The Federal Court of Canada has ruled that Prime Minister Justin Trudeau’s use of emergency legislation to suppress the “freedom convoy” protests in 2022, was “unreasonable.”
On Jan. 23, a Canadian federal court ruled that Prime Minister Justin Trudeau’s decision to use Canada’s Emergencies Act to freeze crypto used to support truck convoy protesters in 2022 was an unjustifiable infringement of civil rights.
The Federal Court of Canada particularly deemed the freezing of bank accounts and crypto for individuals associated with the protest unjustified. However, it rejected claims that the government had violated various other rights.
Federal Court Justice Richard Mosley noted the government cannot simply invoke the Emergencies Act “because it is convenient, or because it may work better than other tools at their disposal or available to the provinces,” adding that this measure should only be considered as a “tool of last resort.”
“And in this instance, the evidence is clear that the majority of the provinces were able to deal with the situation using other federal law, such as the Criminal Code, and their own legislation.”
Federal Court Justice Richard Mosley
As crypto.news reported, in 2022 protests erupted in Canada in response to strict COVID-19 protocols. The government, using the National Emergency Act, aimed to address what it deemed “rogue” protesters, granting it the authority to bypass crucial financial protocols.

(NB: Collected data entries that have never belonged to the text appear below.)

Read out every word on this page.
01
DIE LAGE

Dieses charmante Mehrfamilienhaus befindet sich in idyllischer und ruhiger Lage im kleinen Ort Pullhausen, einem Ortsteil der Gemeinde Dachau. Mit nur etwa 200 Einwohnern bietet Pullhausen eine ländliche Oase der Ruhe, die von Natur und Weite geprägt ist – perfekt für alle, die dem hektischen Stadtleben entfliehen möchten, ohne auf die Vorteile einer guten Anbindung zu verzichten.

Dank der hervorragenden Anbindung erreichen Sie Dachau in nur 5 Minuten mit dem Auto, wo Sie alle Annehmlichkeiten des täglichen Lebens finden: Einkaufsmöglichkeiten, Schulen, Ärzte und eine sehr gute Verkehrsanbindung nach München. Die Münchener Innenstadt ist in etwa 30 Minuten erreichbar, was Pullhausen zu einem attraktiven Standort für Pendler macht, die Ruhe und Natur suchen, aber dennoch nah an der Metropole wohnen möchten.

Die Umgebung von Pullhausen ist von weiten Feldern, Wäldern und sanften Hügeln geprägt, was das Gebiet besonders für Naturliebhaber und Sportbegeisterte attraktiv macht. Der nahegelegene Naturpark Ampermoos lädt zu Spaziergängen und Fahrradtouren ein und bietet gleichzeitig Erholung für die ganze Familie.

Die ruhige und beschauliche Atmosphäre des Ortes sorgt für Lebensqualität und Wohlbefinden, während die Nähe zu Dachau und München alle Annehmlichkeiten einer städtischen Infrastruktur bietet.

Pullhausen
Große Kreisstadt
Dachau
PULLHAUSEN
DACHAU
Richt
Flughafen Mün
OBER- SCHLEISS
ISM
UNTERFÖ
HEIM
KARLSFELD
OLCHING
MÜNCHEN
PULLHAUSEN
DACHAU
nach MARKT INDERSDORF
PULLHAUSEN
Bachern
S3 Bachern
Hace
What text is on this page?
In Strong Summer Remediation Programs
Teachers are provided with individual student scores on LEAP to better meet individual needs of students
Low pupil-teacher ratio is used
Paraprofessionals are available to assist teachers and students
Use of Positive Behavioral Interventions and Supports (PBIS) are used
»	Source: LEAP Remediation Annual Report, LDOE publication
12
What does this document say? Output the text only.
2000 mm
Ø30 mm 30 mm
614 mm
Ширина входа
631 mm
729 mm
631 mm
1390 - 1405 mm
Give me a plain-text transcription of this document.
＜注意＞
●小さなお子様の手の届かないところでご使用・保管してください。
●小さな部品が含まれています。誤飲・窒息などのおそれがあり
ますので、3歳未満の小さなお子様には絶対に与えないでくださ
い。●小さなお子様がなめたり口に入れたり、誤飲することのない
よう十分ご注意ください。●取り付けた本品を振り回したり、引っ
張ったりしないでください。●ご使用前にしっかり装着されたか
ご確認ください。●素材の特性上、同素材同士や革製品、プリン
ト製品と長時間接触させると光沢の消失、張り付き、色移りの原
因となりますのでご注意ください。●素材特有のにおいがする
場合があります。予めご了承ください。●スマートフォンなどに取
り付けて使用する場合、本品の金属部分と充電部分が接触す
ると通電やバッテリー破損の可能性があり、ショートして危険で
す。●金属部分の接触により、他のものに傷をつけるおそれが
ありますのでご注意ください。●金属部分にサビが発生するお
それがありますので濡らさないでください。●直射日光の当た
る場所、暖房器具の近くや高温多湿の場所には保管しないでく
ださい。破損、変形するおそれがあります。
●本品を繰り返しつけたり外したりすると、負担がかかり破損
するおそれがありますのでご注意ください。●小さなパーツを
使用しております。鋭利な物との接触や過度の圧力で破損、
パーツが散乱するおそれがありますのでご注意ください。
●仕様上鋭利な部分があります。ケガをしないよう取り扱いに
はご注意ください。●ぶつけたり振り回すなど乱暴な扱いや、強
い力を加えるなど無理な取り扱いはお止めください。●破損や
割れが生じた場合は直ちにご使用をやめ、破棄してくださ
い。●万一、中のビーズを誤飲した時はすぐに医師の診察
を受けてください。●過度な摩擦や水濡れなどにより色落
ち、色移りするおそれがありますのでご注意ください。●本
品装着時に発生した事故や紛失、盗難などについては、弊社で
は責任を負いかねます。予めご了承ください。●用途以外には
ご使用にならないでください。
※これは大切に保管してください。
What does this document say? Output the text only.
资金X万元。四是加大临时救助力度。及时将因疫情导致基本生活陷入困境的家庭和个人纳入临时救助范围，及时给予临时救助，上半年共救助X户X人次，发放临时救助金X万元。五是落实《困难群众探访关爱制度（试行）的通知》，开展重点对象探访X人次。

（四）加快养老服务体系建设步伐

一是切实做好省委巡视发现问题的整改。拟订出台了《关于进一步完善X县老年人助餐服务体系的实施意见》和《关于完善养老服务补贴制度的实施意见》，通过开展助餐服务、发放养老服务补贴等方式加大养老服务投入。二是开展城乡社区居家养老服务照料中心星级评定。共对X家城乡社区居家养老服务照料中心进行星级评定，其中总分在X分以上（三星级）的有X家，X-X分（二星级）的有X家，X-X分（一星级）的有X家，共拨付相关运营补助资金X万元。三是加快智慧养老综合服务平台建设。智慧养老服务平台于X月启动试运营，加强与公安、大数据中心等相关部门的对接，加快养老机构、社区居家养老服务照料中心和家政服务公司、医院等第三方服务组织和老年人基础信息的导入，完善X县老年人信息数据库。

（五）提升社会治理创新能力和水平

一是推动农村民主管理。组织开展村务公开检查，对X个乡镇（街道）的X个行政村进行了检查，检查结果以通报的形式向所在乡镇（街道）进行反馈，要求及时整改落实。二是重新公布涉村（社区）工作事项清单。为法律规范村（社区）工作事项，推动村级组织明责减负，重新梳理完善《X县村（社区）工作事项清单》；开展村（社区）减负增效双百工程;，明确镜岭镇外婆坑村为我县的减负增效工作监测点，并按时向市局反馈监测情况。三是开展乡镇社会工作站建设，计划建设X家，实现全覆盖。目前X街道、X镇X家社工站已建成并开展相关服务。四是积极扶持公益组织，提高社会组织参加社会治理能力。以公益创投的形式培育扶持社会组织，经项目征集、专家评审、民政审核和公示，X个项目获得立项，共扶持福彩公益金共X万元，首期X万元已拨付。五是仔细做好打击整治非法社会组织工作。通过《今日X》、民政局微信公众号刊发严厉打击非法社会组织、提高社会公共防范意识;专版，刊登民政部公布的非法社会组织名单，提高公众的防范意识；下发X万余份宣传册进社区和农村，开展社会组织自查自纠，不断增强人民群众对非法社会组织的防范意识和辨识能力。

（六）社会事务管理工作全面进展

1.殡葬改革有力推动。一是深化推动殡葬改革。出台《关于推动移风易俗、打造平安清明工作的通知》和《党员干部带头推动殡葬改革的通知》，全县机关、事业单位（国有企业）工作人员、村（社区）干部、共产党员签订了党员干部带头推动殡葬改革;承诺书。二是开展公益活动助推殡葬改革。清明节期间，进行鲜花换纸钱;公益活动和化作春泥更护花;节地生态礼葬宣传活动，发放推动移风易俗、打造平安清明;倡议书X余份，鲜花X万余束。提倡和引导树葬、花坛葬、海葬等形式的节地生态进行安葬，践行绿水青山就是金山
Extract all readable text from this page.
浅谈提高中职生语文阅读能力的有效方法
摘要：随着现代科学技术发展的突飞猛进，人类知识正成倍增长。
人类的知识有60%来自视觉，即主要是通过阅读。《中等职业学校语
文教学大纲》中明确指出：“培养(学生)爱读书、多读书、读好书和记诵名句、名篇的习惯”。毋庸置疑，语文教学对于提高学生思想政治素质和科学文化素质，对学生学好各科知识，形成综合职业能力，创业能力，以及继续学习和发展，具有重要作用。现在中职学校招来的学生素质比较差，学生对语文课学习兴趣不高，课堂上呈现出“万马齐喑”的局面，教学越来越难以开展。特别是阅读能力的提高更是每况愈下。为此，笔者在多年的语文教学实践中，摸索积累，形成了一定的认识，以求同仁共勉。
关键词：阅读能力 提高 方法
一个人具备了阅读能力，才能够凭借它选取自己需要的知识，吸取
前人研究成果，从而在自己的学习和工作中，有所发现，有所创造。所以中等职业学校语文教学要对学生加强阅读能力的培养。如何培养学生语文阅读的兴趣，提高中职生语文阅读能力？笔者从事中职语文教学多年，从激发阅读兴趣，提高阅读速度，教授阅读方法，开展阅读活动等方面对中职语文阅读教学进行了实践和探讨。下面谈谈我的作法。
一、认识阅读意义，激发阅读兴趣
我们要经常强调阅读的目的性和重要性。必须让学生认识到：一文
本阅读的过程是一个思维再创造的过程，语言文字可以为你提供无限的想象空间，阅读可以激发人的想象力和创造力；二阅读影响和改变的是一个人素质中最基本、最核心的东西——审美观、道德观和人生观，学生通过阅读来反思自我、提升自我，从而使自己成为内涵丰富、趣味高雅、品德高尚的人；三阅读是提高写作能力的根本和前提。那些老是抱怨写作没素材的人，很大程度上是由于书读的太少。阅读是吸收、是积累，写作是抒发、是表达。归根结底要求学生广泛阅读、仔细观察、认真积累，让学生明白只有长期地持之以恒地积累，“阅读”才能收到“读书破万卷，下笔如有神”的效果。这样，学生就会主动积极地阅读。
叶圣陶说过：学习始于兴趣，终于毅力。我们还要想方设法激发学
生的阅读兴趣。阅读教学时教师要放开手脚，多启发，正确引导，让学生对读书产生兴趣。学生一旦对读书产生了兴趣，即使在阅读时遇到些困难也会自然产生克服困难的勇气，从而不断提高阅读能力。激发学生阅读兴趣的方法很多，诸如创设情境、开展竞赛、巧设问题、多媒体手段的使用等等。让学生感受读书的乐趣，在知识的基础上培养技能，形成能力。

This included the ability to access and freeze bank accounts without requiring a court order. In response, some Canadians turned to cryptocurrencies. However, the Ontario Provincial Police and Royal Canadian Mounted Police later directed all regulated financial institutions to halt any transactions from 34 crypto wallets linked to funding protests led by truckers in the country, which held dozens of Bitcoin (BTC) and other altcoins.
The outcome of the ruling’s impact on those affected by the Emergencies Act, and their ability to sue the government for damages, remains uncertain, as the government said it will appeal the decision.